La réglementation de l’assurance chômage est complexe, tout comme les parcours des salariés qui alternent de plus en plus périodes de chômage et contrats temporaires. Pour calculer le montant et la durée de l’allocation d’un chômeur, l’agent ASSEDIC doit faire l’inventaire de toutes ses périodes travaillées et de ses salaires sur au moins deux ans. Mais la plupart des chômeurs ignorent ces règles, et viennent avec des pièces justificatives insuffisantes. Auparavant, l’agent ouvrait des droits sur la base de ces papiers, mais demandait au chômeur toutes les pièces complémentaires susceptibles d’augmenter les droits. Depuis le début des années 2000, les cadres de l’ASSEDIC ont fait passer des consignes de «simplification des procédures». Sous prétexte d’aller plus vite pour rendre service au chômeur, ils poussent les agents à aller moins loin dans l’inventaire des périodes de travail, et arrondissent la prise en compte des salaires.
«Sous cette pression, la cuture professionnelle des agents a changé, raconte un salarié ASSEDIC de Bretagne. L’attachement à la réglementation baisse, l’objectif est d’aller vite. Les agents sont évalués au nombre de dossiers traités, ils sont mal vus et n’auront pas de promotion s’ils perdent du temps à étudier à fond les dossiers. Avec l’individualisation du travail, ils sont de plus en plus isolés et ont peur de s’opposer. J’ai été accusé par un chef d’être un harceleur d’allocataire, parce que je demandais trop de pièces !» Un agent de Normandie confirme : «J’ai travaillé dans la sidérurgie. Je retrouve aux Assedic la même course à la productivité !»
«Le dossier est traité rapidement, il y a donc une qualité apparente du travail aux yeux du chômeur, mais pas une qualité réelle puisqu’il a pu être lésé au passage», dénonce Stéphane Guillou, délégué CGT à l’ASSEDIC de Nantes. Les principales victimes sont les travailleurs précaires, dont les dossiers sont les plus complexes. «Il peut arriver qu’un précaire se voie refuser toute allocation, alors qu’il y aurait droit si on étudiait son passé, explique un agent. Plus souvent, la simplification peut diminuer le salaire. Il peut s’agir de deux ou trois euros, mais ça compte quand l’allocation est très faible.»

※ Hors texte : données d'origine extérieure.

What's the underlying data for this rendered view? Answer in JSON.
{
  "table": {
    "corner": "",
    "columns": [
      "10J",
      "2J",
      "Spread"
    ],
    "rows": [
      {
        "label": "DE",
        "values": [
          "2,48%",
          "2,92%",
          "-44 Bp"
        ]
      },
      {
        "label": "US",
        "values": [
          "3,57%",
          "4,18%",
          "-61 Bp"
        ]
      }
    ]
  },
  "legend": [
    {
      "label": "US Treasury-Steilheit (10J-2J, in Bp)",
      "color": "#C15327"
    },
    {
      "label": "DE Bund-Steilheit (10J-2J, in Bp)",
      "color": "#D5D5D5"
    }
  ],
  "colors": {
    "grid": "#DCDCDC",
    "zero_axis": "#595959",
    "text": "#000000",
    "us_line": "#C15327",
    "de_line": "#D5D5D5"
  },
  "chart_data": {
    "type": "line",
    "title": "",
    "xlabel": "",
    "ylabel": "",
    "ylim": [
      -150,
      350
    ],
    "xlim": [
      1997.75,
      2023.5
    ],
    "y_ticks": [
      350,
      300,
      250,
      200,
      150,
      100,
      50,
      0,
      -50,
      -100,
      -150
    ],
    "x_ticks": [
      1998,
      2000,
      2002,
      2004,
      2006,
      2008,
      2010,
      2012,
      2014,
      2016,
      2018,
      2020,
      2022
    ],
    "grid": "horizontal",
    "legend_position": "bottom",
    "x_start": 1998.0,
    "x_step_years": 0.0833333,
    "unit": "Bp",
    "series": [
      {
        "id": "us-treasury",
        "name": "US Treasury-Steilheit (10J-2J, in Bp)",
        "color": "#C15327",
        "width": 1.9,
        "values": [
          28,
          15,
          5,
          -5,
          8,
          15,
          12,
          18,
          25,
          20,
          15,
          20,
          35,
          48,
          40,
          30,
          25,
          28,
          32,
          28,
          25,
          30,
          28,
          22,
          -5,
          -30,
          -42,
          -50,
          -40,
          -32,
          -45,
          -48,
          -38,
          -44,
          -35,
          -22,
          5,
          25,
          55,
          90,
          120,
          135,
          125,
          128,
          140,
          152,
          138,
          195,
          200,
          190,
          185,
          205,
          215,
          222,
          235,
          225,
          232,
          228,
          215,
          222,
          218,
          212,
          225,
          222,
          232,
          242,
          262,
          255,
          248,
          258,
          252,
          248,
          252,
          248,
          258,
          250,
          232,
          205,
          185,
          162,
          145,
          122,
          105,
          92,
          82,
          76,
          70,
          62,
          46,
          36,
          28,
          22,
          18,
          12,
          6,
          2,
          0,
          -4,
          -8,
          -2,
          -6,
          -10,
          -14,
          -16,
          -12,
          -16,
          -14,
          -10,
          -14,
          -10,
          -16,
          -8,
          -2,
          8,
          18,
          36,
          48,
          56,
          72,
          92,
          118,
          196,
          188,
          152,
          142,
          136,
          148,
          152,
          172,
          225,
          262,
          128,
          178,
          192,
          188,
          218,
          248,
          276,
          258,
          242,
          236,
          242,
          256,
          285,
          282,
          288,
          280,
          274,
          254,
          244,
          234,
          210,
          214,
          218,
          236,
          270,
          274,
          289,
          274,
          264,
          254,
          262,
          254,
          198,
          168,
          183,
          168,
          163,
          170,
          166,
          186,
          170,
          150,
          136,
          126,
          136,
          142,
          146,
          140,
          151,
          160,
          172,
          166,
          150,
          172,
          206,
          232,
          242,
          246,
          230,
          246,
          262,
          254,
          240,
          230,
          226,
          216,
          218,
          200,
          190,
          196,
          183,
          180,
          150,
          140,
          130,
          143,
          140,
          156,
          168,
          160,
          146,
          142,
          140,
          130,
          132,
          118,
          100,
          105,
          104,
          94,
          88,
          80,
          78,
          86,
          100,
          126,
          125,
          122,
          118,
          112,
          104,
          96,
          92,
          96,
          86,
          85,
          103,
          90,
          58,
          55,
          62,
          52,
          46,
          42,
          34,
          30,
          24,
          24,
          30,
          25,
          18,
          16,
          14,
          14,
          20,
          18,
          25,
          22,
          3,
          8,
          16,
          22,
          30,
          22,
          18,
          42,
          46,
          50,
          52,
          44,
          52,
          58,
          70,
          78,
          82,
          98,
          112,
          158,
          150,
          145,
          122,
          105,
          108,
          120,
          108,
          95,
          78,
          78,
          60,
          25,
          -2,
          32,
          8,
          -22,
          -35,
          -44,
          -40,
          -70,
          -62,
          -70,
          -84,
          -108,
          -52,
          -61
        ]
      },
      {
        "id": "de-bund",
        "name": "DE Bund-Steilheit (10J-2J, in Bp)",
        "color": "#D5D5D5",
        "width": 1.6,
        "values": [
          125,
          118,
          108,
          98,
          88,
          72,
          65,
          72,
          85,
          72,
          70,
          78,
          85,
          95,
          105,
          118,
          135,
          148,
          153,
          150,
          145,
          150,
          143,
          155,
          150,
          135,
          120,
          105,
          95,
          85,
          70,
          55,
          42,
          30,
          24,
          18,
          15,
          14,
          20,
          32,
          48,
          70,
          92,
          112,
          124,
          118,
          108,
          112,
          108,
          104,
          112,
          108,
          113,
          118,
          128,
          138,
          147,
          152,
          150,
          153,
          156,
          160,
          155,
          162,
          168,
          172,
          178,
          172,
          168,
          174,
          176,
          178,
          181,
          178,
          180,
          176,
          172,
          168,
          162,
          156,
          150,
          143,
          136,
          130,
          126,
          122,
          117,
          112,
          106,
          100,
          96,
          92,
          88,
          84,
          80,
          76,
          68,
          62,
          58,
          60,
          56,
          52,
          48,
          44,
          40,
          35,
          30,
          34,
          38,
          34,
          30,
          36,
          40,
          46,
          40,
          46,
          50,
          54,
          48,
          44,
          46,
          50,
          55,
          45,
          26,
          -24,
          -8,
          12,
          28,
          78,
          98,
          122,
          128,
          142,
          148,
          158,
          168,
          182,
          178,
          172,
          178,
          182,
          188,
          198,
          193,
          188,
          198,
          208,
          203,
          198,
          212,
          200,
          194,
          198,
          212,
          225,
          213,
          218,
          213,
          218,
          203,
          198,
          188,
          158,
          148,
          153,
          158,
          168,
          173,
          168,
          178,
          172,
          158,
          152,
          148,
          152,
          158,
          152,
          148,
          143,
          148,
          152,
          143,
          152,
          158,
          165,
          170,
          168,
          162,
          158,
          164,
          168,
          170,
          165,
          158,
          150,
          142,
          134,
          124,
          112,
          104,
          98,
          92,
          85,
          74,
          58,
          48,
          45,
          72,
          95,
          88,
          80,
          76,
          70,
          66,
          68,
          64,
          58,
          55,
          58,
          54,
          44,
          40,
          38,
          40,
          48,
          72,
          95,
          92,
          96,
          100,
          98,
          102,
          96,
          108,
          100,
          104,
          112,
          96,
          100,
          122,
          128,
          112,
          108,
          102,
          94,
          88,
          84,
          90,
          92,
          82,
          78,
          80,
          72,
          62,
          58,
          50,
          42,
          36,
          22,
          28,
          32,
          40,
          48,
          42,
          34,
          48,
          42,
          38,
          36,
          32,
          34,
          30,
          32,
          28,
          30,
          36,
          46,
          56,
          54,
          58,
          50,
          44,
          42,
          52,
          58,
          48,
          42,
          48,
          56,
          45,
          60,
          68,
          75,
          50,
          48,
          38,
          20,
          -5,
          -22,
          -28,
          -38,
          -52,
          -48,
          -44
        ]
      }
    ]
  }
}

«Il est impossible de quantifier les conséquences de ces simplifications, mais c’est une question de principe, appuie Denis Lalys, de la fédération CGT des organismes sociaux. Le rôle de l’assurance chômage est-il de faire des économies ou d’être au service des demandeurs d’emploi, en respectant leurs droits ?» Le pire, c’est que ces petits arrangements avec la réglementation de font pas de vagues. D’abord, les chômeurs sont rarement en mesure de s’apercevoir eux-mêmes des «erreurs», ils font confiance... L’ASSEDIC joue sur cette ignorance. «Et si par hasard un allocataire apporte une pièce supplémentaire, on va régulariser la situation automatiquement, et rétroactivement, explique l’agent de Bretagne. Il n’y a aucune notion de réclamation, aucun contentieux.»